As an aspiring rapper, 16-year-old Bri is defined by her passion for music and focused on her “come up,” or success as a rapper. Her motivations to create a music career for herself are complex. On one level, she is a teenager who has witnessed injustice and trauma her entire life: her father’s murder, her mother’s drug addiction, her assault by the security guards, and the police shooting of an unarmed Black man in her neighborhood. Rap is a way for her to express the truth about the unjust world she sees and the pain she’s experienced, and to tell the story of her life on her own terms.
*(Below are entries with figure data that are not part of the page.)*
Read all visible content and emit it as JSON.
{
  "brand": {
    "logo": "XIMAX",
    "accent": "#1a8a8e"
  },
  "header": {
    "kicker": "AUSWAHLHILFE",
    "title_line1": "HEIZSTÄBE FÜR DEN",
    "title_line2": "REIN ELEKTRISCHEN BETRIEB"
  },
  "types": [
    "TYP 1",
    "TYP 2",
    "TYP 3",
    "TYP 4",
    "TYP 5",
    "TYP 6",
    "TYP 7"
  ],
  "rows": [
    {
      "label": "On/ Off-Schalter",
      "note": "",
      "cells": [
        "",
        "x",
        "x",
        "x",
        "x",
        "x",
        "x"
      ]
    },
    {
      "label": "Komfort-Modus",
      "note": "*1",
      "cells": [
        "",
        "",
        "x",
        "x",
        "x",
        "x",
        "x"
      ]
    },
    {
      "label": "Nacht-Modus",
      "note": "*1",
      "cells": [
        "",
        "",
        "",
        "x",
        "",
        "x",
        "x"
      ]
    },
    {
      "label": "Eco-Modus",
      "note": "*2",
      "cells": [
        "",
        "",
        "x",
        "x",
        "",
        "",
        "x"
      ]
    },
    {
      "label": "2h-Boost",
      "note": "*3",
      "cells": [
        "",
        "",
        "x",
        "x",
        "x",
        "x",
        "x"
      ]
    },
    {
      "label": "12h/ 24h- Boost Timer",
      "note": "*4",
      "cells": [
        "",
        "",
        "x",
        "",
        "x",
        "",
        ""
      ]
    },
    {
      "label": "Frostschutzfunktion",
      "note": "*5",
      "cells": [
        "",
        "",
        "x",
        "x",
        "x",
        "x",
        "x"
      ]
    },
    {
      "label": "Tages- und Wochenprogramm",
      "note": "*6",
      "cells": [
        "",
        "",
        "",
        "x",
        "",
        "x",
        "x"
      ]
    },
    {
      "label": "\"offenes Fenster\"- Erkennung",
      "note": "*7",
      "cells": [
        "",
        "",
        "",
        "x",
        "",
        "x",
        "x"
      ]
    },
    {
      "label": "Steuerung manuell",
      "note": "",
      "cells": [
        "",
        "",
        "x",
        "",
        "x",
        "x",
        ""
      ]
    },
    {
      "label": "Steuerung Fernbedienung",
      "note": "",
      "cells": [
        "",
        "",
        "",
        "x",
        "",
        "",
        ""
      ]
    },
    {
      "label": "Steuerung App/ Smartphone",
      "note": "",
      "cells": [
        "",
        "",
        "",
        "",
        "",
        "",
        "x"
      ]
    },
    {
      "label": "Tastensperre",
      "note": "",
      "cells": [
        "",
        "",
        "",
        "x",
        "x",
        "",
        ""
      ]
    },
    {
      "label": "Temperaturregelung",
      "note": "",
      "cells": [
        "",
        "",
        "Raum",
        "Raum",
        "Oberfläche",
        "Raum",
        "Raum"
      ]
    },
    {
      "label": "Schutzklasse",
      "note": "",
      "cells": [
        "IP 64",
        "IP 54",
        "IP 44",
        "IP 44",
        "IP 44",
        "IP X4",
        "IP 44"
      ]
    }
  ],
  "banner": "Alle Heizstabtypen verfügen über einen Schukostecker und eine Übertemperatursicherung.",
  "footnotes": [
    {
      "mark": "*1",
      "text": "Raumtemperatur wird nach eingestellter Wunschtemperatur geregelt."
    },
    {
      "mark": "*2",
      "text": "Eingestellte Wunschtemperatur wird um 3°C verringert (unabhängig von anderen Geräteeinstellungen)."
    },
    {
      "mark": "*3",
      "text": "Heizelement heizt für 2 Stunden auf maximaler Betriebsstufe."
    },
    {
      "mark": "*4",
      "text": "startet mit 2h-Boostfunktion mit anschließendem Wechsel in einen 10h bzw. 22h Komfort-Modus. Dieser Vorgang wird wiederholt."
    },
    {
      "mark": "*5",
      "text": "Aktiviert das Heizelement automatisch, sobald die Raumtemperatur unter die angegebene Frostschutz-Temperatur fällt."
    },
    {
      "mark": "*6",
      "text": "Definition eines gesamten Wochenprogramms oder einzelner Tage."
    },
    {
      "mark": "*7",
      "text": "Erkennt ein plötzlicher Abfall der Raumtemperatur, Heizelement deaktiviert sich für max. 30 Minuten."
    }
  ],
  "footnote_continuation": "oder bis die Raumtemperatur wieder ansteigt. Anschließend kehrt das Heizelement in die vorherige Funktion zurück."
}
On another level, Bri is driven to earn money in order to help her family rise out of poverty. These two motivations—the drive to speak the truth and the drive to make money through fame—conflict for Bri.  

When her rap career starts to take off, her manager, Supreme, pushes her to perform the role of a stereotypical “hoodlum” and to make choices that go against her values. As she becomes more successful and enters the public eye, she finds herself behaving more and more like her hoodlum rap persona, getting into fights, losing her temper, and being aggressive towards her critics. She also gets into disagreements that drive wedges between her and the people closest to her, including Malik, Aunt Pooh, and Jay. As violence begins to encircle Bri, including a robbery at gunpoint by the same gang that killed her rap-legend father, Bri must decide what she truly wants. In a pivotal moment, Bri snubs a powerful record executive and the record contract he’s offering, choosing to tell her own story instead of being a white man’s puppet. In the end, Bri chooses to be herself and is rewarded by the possibility of success on her own terms.